Ukraine in Popular Culture: Editorial for a Special Issue
Abstract
This special issue explores how popular culture shapes local, regional, national, and global perceptions of Ukraine amid the ongoing war with Russia. Integrating literatures on popular geopolitics, vernacular and aesthetic IR, and Ukraine studies, we delve into the complexities of the knowledge-making about Ukraine that takes place at the interstices of the everyday, the aesthetic, and the international. Given the mutually implicated relationship between popular culture and world politics, the popular representations of the Ukrainian subject both mirror and shape prevailing narratives, practices, identities, and power relations. But we also inquire into how popular culture serves as a space for political resistance and activism by those existing at the margins of world politics. By centering the Ukrainian perspective in all its multiplicity, the special issue helps to challenge the Western- and Russian-centric prism through which Ukraine has been approached in IR and related disciplines.
Keywords
Ukraine, popular culture, geopolitics, aesthetics, everydayness, vernacular
Author Biography
Elizaveta Gaufman
Elizaveta Gaufman is an Assistant Professor in the Research Centre for the Study of Democratic Cultures and Politics at the University of Groningen.
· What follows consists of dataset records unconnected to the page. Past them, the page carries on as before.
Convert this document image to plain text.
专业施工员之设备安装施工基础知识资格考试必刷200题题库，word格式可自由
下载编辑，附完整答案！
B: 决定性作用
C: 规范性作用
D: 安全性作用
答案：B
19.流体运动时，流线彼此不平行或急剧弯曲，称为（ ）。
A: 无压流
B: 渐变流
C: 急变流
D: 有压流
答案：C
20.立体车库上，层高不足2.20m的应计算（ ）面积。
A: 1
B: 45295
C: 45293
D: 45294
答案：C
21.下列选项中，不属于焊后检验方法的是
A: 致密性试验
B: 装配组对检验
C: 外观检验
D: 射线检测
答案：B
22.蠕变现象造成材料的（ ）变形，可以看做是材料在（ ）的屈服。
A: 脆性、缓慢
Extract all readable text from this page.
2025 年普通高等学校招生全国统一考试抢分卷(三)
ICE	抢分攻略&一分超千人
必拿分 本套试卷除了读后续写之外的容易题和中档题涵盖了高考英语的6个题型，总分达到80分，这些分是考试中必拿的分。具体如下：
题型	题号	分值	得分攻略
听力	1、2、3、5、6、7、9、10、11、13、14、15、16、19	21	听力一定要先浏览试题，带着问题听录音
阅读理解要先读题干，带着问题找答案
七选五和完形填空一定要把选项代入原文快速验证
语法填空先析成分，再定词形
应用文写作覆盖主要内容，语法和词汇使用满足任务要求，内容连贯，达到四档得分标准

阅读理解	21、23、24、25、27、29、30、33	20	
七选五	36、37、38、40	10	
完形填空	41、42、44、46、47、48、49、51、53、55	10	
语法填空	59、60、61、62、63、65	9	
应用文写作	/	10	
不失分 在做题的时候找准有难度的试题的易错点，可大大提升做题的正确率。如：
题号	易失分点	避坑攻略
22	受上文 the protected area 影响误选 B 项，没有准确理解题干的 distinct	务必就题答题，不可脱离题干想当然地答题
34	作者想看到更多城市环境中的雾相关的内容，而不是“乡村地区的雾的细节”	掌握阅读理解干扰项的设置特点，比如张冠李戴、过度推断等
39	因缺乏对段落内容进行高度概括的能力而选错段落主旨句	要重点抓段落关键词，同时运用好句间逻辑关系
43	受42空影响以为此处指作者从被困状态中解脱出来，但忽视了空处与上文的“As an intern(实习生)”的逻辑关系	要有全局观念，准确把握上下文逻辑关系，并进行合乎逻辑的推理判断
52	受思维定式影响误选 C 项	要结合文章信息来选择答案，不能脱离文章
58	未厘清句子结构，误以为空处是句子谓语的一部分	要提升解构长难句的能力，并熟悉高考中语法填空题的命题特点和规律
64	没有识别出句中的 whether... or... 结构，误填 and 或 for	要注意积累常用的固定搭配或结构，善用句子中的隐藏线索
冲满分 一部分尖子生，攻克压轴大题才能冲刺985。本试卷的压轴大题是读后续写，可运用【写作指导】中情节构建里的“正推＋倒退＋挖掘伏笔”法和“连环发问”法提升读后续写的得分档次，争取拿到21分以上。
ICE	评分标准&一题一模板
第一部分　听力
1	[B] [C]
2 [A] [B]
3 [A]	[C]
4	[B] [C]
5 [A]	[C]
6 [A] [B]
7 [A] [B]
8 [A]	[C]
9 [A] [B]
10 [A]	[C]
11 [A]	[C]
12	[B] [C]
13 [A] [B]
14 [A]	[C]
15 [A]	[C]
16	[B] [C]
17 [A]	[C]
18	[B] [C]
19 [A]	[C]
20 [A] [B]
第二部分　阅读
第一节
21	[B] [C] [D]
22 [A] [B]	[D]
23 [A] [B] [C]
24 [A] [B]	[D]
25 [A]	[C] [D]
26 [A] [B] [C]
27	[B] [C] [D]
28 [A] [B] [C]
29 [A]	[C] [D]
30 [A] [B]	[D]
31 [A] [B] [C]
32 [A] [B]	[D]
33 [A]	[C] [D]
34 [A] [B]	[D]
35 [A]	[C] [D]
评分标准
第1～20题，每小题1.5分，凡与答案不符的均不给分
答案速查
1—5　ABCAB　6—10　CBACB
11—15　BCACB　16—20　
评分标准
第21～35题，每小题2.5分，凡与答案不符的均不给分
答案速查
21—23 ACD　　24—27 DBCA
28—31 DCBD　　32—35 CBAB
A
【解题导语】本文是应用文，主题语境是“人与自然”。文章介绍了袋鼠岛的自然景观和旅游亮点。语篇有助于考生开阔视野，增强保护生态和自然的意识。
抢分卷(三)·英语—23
Her research is situated at the intersection of political theory, international relations, media, and cultural studies.
Bohdana Kurylo
Bohdana Kurylo is in the final stages of her PhD at the School of Slavonic and East European Studies of University College London. Her work sits at an intersection of international political sociology, critical security studies, and East European studies. Her new project contemplates the ethics of knowledge production in the context of the Russo-Ukrainian war.